Analysts say the expectation that Bitcoin will shoot sky-high after the halving makes sense.
Melik Manukyan, a prominent Bitcoin commentator and engineer, recently posted the Twitter thread below, showing that the scarcity of the leading cryptocurrency should lead to dramatic price appreciation with a multi-month lag following the event.
How Bitcoin halvings work and why post-halving rallies have a lag following the event:
1. Demand (bids) is at equilibrium with current avail. supply (asks) and flow (new coins).
2. Bitcoin halves.
3. Demand instantly begins eating into new coins & eventually depletes them.
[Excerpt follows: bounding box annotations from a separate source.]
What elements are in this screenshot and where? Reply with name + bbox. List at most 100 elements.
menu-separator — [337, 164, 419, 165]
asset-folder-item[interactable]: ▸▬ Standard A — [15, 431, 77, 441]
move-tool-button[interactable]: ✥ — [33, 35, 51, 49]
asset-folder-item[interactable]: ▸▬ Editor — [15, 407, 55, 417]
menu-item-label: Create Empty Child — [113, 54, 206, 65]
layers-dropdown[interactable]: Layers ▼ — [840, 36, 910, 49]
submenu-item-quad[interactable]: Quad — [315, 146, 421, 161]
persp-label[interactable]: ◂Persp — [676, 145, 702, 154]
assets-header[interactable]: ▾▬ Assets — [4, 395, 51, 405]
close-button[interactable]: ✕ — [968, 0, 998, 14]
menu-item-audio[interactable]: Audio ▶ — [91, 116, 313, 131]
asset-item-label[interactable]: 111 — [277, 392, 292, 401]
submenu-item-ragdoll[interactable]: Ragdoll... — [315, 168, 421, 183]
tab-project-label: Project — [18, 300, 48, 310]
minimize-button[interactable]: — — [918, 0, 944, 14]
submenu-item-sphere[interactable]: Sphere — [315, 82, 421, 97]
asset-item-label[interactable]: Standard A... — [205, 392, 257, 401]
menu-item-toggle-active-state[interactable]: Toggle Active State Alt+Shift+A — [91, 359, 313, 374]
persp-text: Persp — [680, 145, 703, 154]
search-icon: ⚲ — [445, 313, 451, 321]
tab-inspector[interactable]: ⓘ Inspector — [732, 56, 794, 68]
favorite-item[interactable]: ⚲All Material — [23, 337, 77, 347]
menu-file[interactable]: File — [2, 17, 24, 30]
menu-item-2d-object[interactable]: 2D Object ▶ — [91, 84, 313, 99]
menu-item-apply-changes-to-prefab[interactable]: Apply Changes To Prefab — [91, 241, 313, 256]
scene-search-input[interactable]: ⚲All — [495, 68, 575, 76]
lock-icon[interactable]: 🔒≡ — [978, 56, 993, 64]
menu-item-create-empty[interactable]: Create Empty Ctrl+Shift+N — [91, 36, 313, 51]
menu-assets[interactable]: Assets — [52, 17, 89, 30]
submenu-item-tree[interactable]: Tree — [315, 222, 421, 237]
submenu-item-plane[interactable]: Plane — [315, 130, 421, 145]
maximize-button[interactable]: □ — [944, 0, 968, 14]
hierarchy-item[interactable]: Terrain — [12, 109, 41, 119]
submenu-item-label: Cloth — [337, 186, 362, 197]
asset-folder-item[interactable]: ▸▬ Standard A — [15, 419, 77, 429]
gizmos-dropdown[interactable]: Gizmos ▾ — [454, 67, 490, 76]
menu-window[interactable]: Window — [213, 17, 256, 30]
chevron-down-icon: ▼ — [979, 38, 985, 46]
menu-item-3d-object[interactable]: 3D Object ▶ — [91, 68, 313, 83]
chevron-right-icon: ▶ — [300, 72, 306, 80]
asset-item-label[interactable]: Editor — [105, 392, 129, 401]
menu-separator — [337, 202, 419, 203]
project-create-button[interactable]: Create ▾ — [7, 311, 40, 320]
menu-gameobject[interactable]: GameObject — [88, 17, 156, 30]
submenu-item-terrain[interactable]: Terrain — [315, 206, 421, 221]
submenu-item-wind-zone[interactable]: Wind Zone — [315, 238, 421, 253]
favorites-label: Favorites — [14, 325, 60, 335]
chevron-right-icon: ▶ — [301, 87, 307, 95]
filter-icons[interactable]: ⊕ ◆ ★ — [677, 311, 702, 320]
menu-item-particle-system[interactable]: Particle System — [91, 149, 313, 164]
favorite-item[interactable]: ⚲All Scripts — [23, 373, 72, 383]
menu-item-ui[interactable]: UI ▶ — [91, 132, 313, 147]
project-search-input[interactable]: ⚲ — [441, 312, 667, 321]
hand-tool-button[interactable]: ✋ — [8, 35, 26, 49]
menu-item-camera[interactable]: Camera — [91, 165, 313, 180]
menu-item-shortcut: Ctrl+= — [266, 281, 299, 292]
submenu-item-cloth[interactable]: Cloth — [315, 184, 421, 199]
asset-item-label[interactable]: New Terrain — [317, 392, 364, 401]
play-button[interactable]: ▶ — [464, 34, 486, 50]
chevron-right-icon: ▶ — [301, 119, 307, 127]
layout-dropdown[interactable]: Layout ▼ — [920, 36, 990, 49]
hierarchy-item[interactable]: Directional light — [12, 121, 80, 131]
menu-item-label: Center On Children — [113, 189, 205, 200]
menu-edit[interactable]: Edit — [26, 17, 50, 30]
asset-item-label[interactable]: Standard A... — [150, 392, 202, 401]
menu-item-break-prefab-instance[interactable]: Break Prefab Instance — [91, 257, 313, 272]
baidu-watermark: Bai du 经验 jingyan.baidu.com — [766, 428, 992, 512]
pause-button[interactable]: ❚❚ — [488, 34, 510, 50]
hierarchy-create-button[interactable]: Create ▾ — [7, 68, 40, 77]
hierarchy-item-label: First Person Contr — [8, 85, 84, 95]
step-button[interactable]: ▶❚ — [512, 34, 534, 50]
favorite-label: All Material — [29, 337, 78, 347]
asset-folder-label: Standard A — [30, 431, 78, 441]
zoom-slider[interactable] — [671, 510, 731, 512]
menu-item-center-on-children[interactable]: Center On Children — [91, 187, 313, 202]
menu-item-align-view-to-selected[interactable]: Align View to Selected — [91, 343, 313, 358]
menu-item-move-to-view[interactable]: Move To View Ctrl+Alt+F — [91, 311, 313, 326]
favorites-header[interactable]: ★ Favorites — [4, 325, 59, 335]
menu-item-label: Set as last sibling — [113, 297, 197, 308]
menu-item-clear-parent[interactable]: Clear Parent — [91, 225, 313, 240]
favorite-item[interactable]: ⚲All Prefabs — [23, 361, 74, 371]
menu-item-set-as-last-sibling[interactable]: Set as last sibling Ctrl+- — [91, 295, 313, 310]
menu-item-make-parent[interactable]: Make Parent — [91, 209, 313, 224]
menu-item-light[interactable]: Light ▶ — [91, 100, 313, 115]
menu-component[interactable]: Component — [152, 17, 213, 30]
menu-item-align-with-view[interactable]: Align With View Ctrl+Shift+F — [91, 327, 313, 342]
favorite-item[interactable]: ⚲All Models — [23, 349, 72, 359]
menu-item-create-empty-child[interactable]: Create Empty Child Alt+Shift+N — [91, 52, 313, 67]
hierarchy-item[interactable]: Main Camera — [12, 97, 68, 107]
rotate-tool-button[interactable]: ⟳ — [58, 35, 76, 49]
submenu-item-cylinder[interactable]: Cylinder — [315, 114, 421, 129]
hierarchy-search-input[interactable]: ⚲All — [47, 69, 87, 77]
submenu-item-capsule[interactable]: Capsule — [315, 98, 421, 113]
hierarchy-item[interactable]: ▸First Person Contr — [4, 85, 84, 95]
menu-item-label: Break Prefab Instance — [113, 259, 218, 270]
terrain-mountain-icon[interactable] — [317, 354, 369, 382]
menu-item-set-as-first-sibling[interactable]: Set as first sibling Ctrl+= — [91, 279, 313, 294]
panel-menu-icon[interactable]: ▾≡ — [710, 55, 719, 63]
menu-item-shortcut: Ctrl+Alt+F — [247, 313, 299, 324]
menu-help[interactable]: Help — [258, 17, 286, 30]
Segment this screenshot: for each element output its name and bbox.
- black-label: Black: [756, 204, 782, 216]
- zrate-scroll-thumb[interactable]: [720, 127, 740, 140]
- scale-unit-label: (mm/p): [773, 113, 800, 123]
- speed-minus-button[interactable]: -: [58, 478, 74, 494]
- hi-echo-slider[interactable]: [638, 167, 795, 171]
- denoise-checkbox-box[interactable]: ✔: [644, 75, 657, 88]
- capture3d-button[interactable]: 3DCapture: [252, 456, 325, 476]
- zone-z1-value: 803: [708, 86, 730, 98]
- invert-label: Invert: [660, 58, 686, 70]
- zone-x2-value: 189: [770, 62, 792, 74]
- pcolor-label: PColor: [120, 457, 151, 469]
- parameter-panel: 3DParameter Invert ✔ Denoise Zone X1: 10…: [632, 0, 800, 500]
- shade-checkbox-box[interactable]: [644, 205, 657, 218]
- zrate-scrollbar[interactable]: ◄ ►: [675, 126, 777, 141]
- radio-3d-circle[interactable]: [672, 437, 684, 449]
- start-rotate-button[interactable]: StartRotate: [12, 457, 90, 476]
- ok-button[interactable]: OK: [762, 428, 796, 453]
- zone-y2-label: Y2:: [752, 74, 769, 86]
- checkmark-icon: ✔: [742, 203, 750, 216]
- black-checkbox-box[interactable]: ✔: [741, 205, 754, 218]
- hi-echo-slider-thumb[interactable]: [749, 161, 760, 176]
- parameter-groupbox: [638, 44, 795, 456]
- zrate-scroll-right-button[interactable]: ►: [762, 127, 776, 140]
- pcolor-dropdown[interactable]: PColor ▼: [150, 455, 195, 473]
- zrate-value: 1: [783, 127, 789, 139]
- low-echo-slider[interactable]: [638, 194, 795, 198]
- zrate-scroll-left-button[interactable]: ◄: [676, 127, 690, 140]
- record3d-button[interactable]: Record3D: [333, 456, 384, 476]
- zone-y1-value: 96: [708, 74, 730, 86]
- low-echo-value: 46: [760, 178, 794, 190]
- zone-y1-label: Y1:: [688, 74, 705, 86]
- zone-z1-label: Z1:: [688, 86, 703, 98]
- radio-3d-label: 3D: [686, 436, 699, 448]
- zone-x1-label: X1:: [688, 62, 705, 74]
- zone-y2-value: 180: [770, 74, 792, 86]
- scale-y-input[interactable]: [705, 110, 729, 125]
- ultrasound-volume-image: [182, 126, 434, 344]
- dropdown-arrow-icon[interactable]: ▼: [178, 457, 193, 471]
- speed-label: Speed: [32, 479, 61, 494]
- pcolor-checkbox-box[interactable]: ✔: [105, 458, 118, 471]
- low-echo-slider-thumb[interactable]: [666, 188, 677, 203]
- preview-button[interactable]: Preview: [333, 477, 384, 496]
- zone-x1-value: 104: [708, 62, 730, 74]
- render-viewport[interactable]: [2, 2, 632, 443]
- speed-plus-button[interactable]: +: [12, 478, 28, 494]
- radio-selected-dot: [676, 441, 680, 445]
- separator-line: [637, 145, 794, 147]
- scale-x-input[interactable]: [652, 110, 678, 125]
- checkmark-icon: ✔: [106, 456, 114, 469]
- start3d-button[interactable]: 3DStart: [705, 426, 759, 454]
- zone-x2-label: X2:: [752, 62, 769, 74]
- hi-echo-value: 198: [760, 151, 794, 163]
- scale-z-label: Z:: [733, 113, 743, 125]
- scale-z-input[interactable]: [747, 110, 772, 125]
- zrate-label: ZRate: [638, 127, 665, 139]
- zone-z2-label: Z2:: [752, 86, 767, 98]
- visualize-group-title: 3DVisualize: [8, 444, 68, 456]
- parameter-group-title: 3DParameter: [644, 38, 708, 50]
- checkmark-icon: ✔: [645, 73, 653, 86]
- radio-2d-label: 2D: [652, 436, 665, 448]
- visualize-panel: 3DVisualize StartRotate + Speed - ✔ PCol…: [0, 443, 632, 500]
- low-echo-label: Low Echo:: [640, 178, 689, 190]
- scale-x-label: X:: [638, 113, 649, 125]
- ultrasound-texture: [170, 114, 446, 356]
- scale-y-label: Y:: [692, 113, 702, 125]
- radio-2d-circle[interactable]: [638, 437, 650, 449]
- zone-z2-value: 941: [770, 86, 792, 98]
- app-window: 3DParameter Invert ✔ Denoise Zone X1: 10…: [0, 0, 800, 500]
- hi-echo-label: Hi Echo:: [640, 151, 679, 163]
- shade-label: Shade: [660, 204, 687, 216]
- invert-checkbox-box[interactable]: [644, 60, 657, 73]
— Melik Manukyan – Pro Bitcoin (BTC) (@melikmanukyan) December 27, 2019
The engineer remarked that halvings will have a large impact on the supply-demand economics of the BTC market, which should eventually result in prices heading higher to a decrease in mined supply being sold on the market.
The math agrees
What’s crazy is that the math agrees with the lofty predictions and supply-demand dynamics that were aforementioned in this article.
PlanB’s stock-to-flow model, which relates BTC’s market capitalization to the scarcity of the asset, found that the leading cryptocurrency will have a fair market capitalization of $1 trillion following the 2020 halving. This correlates with approximately $55,000 per each coin.
Not to mention, previous halvings were precursors to massive bull runs that brought Bitcoin orders of magnitude higher than it was prior to said bull runs.